During this time, NIDM strengthened its collaborations with international agencies and participated in global forums on disaster risk reduction. It also worked closely with Provincial Disaster Management Authorities (PDMAs) to decentralize disaster preparedness and build regional capacities. This period saw the institute playing a larger role in organizing national disaster simulations and drills, aimed at testing and improving the country's disaster response capabilities.

=== Recent developments and current role (2020–present) ===
In recent years, NIDM has become a critical player in Pakistan's disaster management landscape. It has evolved into a hub for research, policy advocacy, and capacity building, addressing emerging challenges such as urban disaster risks, industrial accidents, and pandemics. The COVID-19 pandemic tested the country's preparedness for non-traditional disasters, prompting NIDM to explore the intersections of public health and disaster risk management.

NIDM's initiatives include integrating technology and data analytics into disaster risk assessment, enhancing community-level disaster preparedness, and advocating for more climate-resilient infrastructure. The institute continues to refine its training programs, incorporating lessons learned from both national and global disaster events.

== Organisational structure ==
The NIDM has a structured organizational framework that allows it to effectively carry out its functions. The organizational structure ensures coordination between different stakeholders, including government agencies, international organizations, and community-level actors.

=== Governance ===
The Director-General (DG) is the chief executive responsible for overseeing the institute's operations, strategic direction, and partnerships. The DG is usually a senior official appointed by the government, often with a background in disaster management or a related field. The DG ensures that NIDM's objectives are aligned with national disaster management policies and international standards.

=== Governing Board ===
The Governing Board is the apex decision-making body within the NIDM, providing overall policy direction and approving major initiatives, budgets, and strategic plans.
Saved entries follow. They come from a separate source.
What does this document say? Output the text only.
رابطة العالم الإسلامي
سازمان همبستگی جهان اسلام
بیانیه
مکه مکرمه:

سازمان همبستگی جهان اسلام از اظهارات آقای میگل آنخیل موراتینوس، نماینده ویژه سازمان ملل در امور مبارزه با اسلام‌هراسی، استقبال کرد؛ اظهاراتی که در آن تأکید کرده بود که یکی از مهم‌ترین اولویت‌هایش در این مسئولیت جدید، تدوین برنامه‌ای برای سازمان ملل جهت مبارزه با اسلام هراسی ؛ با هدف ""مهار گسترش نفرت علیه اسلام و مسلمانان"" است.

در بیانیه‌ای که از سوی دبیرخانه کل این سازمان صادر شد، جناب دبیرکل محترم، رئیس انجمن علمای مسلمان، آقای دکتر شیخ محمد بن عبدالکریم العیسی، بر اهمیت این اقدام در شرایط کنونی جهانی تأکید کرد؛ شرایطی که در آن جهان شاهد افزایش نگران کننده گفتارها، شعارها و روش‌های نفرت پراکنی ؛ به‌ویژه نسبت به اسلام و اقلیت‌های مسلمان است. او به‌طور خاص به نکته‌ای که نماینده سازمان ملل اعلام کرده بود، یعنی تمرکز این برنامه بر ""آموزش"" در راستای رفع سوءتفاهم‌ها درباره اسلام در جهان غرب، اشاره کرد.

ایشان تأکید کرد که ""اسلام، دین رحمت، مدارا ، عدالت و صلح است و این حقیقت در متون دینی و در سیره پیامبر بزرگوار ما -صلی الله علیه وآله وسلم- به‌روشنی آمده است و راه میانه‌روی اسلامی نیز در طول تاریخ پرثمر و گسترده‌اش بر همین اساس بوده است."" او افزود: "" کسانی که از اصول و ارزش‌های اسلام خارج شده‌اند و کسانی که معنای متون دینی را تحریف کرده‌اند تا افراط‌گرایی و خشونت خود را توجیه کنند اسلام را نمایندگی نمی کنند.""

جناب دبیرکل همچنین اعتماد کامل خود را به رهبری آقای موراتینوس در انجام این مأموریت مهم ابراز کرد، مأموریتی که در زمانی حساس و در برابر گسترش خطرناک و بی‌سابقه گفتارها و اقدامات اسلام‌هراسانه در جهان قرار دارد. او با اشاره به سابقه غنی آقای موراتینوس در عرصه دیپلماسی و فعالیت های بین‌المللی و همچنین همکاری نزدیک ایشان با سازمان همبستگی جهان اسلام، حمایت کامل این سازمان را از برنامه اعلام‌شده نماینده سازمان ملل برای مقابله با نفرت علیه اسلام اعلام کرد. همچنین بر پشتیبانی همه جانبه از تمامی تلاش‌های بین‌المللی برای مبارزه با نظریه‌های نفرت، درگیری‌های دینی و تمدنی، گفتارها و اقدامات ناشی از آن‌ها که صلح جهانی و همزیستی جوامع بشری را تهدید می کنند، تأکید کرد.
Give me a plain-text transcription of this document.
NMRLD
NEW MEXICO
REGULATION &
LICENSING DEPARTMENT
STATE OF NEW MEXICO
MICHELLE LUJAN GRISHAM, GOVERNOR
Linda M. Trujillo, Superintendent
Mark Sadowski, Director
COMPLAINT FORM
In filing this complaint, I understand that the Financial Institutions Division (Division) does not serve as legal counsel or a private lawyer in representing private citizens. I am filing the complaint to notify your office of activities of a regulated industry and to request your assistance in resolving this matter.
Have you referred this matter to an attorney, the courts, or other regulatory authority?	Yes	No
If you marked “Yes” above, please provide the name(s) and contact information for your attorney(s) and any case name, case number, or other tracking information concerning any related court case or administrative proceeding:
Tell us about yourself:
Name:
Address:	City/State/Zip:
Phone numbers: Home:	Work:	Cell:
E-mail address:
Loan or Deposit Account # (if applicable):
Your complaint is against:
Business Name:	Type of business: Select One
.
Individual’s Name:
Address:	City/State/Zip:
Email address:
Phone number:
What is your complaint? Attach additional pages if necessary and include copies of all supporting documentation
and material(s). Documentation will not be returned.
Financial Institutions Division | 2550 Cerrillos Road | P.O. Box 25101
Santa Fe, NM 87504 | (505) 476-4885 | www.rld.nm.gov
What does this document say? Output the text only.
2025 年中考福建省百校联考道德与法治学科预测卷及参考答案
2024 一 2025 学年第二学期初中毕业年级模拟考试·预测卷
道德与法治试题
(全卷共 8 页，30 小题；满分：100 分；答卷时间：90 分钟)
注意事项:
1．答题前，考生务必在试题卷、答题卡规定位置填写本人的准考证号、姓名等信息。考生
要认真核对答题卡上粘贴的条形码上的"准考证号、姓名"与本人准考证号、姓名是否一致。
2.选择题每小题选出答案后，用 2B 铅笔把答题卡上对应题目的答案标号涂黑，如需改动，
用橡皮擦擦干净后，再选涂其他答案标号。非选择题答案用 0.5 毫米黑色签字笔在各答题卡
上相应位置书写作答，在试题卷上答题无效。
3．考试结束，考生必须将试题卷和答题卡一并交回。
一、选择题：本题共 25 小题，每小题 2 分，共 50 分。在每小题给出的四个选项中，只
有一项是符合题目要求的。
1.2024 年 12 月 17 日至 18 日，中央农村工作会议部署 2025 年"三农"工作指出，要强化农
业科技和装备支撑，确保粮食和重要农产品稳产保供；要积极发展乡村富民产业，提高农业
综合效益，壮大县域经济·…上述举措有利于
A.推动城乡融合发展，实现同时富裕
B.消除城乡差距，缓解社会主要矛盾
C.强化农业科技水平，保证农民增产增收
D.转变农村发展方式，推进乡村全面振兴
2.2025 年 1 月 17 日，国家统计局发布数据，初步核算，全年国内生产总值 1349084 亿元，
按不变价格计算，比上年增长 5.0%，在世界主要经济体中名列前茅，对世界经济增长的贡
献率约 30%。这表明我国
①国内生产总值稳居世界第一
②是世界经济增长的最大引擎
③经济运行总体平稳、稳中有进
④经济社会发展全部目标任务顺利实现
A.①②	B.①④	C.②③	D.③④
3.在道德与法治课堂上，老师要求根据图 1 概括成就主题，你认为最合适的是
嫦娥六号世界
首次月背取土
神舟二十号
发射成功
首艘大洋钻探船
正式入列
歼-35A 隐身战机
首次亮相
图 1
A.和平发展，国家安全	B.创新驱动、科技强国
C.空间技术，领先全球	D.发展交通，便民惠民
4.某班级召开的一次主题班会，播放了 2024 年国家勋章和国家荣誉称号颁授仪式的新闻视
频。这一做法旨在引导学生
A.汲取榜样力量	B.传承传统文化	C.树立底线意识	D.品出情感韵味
1. National Disaster Management Authority (NDMA): The principal disaster management agency in Pakistan, responsible for guiding the overall disaster management strategy in which NIDM operates.

2. Ministry of Climate Change: Since climate change is a significant driver of disaster risk, the ministry plays a key role in aligning NIDM's programs with national climate change policies.

3. Provincial Disaster Management Authorities (PDMAs): Representatives from provincial bodies to ensure that NIDM's training and research initiatives are well-coordinated with regional needs.

4. Subject matter experts: Specialists in disaster management, climate change, public health, and other related fields who provide expertise and guidance on specific initiatives.

5. Ministry of Science and Technology (MoST) plays a supportive role in the National Institute of Disaster Management (NIDM). It contributes by providing scientific and technological expertise to improve disaster preparedness, response, and recovery efforts. The MoST also facilitates research on disaster prediction, risk assessment, and mitigation technologies, in addition to promoting the use of advanced technologies such as GIS, remote sensing, and early warning systems.

It also plays a primary role through collaboration with other scientific institutes under MoST, with NIDM benefitting from access to data, technology-driven tools, and innovative approaches for managing disasters.